Resumo
- O Conselho Nacional do Meio Ambiente (Conama) aprovou uma norma que padroniza os procedimentos, amplia a segurança jurídica e melhora a gestão integrada do uso do fogo em atividades agrossilvipastoris.
- A resolução define os critérios para a emissão da Autorização por Adesão e Compromisso (AAC), que permite o uso do fogo controlado em locais específicos.
- Fica proibida a queima em áreas superiores a 200 hectares por imóvel. Além disso, a propriedade não pode estar em Zona de Amortecimento de Unidade de Conservação ou a menos de 10 quilômetros de Terras Indígenas.
- A AAC terá validade de 12 meses (renováveis por mais 12). A emissão será feita pelos órgãos ambientais estaduais por meio do sistema Sisfogo, que é gerenciado pelo PrevFogo/Ibama.
- O ministro do Meio Ambiente e Mudança do Clima, João Paulo Capobianco, alertou que o El Niño previsto para o período pode causar secas severas e aumentar o risco de incêndios florestais de grandes proporções.

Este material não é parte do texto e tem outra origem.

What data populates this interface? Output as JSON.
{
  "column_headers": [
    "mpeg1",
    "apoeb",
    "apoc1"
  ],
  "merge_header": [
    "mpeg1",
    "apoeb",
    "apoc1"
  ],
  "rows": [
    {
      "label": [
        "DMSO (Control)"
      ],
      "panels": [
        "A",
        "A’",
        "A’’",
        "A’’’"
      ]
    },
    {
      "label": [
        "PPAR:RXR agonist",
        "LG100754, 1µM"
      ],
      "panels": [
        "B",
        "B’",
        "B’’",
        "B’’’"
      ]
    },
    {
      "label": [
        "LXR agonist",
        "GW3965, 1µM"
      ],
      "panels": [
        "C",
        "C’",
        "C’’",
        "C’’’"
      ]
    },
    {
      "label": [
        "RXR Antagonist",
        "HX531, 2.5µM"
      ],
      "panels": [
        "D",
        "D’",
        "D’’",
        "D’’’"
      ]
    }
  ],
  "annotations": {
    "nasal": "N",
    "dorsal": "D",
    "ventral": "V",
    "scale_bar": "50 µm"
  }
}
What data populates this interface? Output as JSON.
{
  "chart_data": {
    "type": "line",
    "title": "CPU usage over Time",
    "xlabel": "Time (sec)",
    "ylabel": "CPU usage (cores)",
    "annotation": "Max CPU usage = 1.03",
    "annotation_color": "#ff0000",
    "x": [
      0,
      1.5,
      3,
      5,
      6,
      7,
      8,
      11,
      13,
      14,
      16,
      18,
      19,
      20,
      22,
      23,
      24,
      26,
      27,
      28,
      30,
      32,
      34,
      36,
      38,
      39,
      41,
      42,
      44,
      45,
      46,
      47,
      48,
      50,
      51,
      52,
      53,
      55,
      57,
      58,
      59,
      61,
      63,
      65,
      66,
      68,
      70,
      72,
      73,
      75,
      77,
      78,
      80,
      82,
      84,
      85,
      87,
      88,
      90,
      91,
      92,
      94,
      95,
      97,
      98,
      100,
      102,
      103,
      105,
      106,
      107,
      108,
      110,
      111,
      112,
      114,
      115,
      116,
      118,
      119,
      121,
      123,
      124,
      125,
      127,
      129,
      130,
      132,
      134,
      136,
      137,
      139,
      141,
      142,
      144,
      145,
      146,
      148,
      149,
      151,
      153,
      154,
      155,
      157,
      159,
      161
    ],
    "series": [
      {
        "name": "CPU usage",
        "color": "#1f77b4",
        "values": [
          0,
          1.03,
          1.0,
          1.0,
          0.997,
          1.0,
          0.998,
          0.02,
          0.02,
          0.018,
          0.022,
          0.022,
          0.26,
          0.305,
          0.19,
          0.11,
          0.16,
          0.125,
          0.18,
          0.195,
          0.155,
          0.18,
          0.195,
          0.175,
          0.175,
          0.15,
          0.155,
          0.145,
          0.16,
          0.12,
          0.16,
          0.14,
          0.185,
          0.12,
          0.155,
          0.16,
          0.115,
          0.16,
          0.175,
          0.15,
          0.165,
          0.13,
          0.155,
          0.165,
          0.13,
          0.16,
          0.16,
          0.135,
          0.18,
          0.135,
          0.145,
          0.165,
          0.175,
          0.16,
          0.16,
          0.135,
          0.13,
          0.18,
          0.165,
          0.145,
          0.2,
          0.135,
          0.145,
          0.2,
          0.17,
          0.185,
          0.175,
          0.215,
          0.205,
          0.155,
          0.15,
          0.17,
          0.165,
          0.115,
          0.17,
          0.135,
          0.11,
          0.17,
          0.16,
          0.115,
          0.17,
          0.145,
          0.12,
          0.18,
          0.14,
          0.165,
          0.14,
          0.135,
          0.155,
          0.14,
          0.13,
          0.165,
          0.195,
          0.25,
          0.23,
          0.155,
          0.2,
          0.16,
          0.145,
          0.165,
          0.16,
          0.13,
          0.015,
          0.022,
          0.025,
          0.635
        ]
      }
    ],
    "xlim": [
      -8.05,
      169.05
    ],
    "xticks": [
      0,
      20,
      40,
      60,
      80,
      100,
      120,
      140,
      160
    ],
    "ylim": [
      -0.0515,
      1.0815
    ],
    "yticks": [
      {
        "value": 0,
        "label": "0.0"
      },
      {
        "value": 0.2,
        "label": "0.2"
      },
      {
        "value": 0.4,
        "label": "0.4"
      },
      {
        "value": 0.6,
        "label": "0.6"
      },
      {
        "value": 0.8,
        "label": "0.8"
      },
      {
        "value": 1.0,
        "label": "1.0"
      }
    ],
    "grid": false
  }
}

- Também foi aprovada uma moção da sociedade civil recomendando que o poder público crie sistemas de alerta, medidas preventivas e protocolos de redução de danos para enfrentar o El Niño.
O Conselho Nacional do Meio Ambiente (Conama) aprovou uma nova resolução que amplia a segurança jurídica, padroniza procedimentos e fortalece a gestão integrada do uso do fogo.
O Conselho Nacional do Meio Ambiente (Conama) aprovou uma nova resolução que amplia a segurança jurídica, padroniza procedimentos e fortalece a gestão integrada do uso do fogo.
A norma estabelece critérios e condições mínimas para a emissão da Autorização por Adesão e Compromisso (AAC), utilizada para realizar queima controlada com finalidades agrossilvipastoris em locais cujas peculiaridades justifiquem o uso do fogo controlado.
Ao destacar as ações já em curso para prevenir e combater incêndios florestais, ministro do Meio Ambiente e Mudança do Clima, João Paulo Capobianco, relembrou o desafio imposto pelo El Niño. O fenômeno climático altera o regime de chuvas, o que pode provocar secas severas e risco de incêndios florestais de grandes proporções.
“Temos um desafio grande pela frente, com a chegada de um El Niño potencialmente intenso, o que vai exigir muito de nós. Será uma oportunidade para nós mostrarmos para a sociedade brasileira como essa integração pode fazer diferença”, ressaltou.
Novas regras
Segundo a resolução, fica vedada a queima em áreas maiores que 200 hectares do imóvel e é necessário que a propriedade não esteja inserida na Zona de Amortecimento de uma Unidade de Conservação ou a menos de 10 quilômetros de uma Terra Indígena.
A Autorização por Adesão e Compromisso (AAC) de queima controlada valerá por 12 meses, renováveis por mais 12 meses. A emissão ficará a cargo dos órgãos ambientais estaduais, que utilizarão o Sisfogo para a emissão e gerenciamento dessas autorizações. O Sisfogo é mantido pelo Centro Nacional de Prevenção e Combate aos Incêndios Florestais (PrevFogo), do Ibama
Também foi aprovada uma moção proposta pela sociedade civil que recomenda ao poder público a adoção de medidas preventivas, sistemas de alerta e protocolos de redução de riscos, diante da possibilidade um El Niño de forte intensidade.